Proprio questa considerazione, che al di là del fatto che ritengo in buona parte in assoluta buona fede alcuni leader politici, mi porta a ritenere che il sistema vada "segato" completamente.
Perchè con tutti gli ipotetici "distinguo" di lana caprina che si sentono, in realtà NON esiste nessun programma realmente alternativo, in quanto la situazione dei conti dello Stato è tale che nessun politico, in queste condizioni, puo' modificare alcunchè dell'impostazione data dalle attuali istituzioni europee al governo italiano.

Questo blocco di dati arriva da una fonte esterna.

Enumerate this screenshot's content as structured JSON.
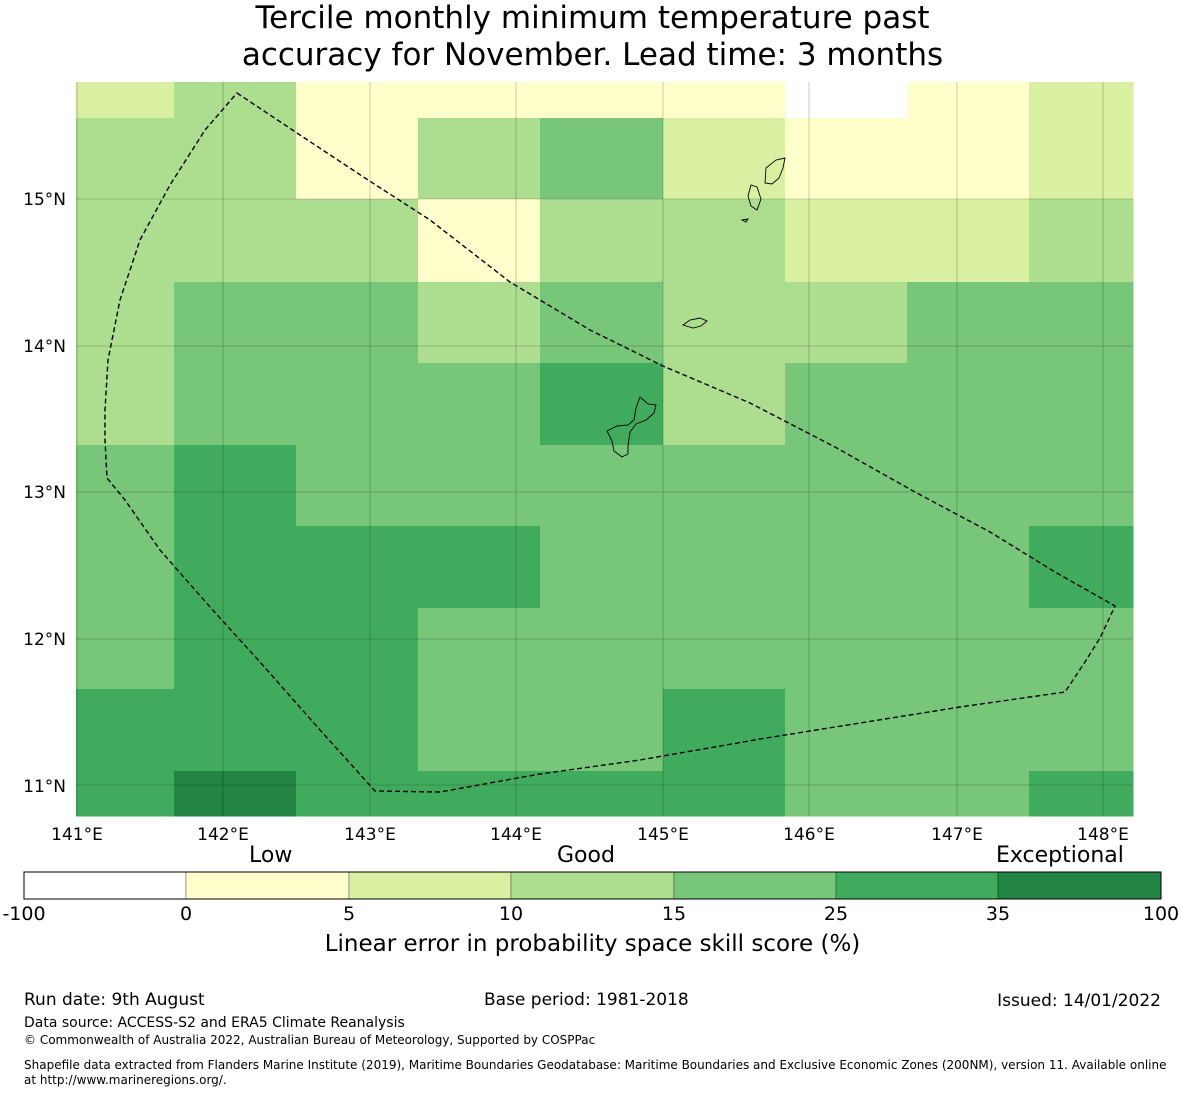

Ora pero' c'è da fare un importantissima distinzione. Ovvero che tale "impostazione", per quanto assolutamente sincera e non "eterodiretta" da ipotetici incappucciati o gruppi di potere di alcunchè tipo, perlomeno "scientemente", è attualmente controproducente per l'Italia e sua volta per i cittadini europei.
Il paradosso che si è prodotto è che "far sopravvivere" questo Stato in queste condizioni diventa una sentenza di morte lenta e certa per il tessuto sociale delle nazioni, a partire appunto dall'Italia.
Ovvero il risanamento dei conti passa attraverso un affogamento del tessuto economico strutturale delle nazioni in causa, e questo a causa della spaventosa quantità di interessi pagati sul debito pregresso. Ovvero una montagna di 85 miliardi al'anno solo per interessi.
A fronte di questo diventa sostanzialmente inutile qualsiasi fatua discussione su ipotetica "destra" o ipotetica "sinistra", su Bersani, Monti, Berlusconi, Giannino o chiunque altro. Il problema è di carattere sistemico.
Ed a fronte di un problema "sistemico" c'è bisogno di un approccio completamente diverso. Eretico quanto lo si voglia, ma completamente differente. E' anche un problema di "forma mentis".
Qualcuno potrebbe anche pensare che ora che lo "spread", il mito dei giorni nostri si è raffreddato, la quota interessi dovrebbe calare.
In realtà è un errore. Nel senso che quella quota riguarda le nuove emissioni, ma non il debito pregresso che contiuamo a pagare appunto ai tassi stabiliti, elevatissimi. Con il risultato dell'affogamento e della garrota lenta del sistema economico.
L'ipotetica "soluzione" sarebbe la famosa e decantata "crescita", che pero' allo stato attuale (leggasi per esempio il caso Giappone) è semplicemente una chimera irrealizzabile.
La soluzione non è nemmeno "tagliare" lo Stato, in quanto come ho già ampiamente spiegato, tagli di questo tipo, in configurazione attuale non porterebbe ad altro che ad un crollo ulteriormente verticale dei consumi e all'aumento drammatico della disoccupazione.
Il classico "cul de sac". Non funziona Keynes, (non puoi aumentare il debito), non puoi usare Ricardo (tagliare la spesa).
Quindi il voto, che normalmente sarebbe una scelta, diventa una formalità, perlomeno in queste condizioni in cui tutti o quasi tutti gli attori, seguono l'impostazione "classica". Che pero' porta alla garrota.
Quindi, l'unica possibile via d'uscita è "ribaltare il tavolo". E l'unica possibile ed attuale possibilità (non certezza, parlo di semplice possibilità) di attuare un approccio differente è rappresentata attualmente, tra tutti i limiti, casini, scazzi, incomprensioni ed errori che si possono ampiamente vedere, dal movimento M5S. E' una semplice speranza, si intenda, non una certezza, tantomeno un'affermazione.
Perchè nel resto non vedo nessuna possibilità di approcci "differenti" alle questioni nodali che riguardano l'economia e la gestione della politica. Anche al di là della "questione morale" che in Italia è critica. Quindi ci provero', con tutti i quesiti e dubbi che possono riguardare il movimento.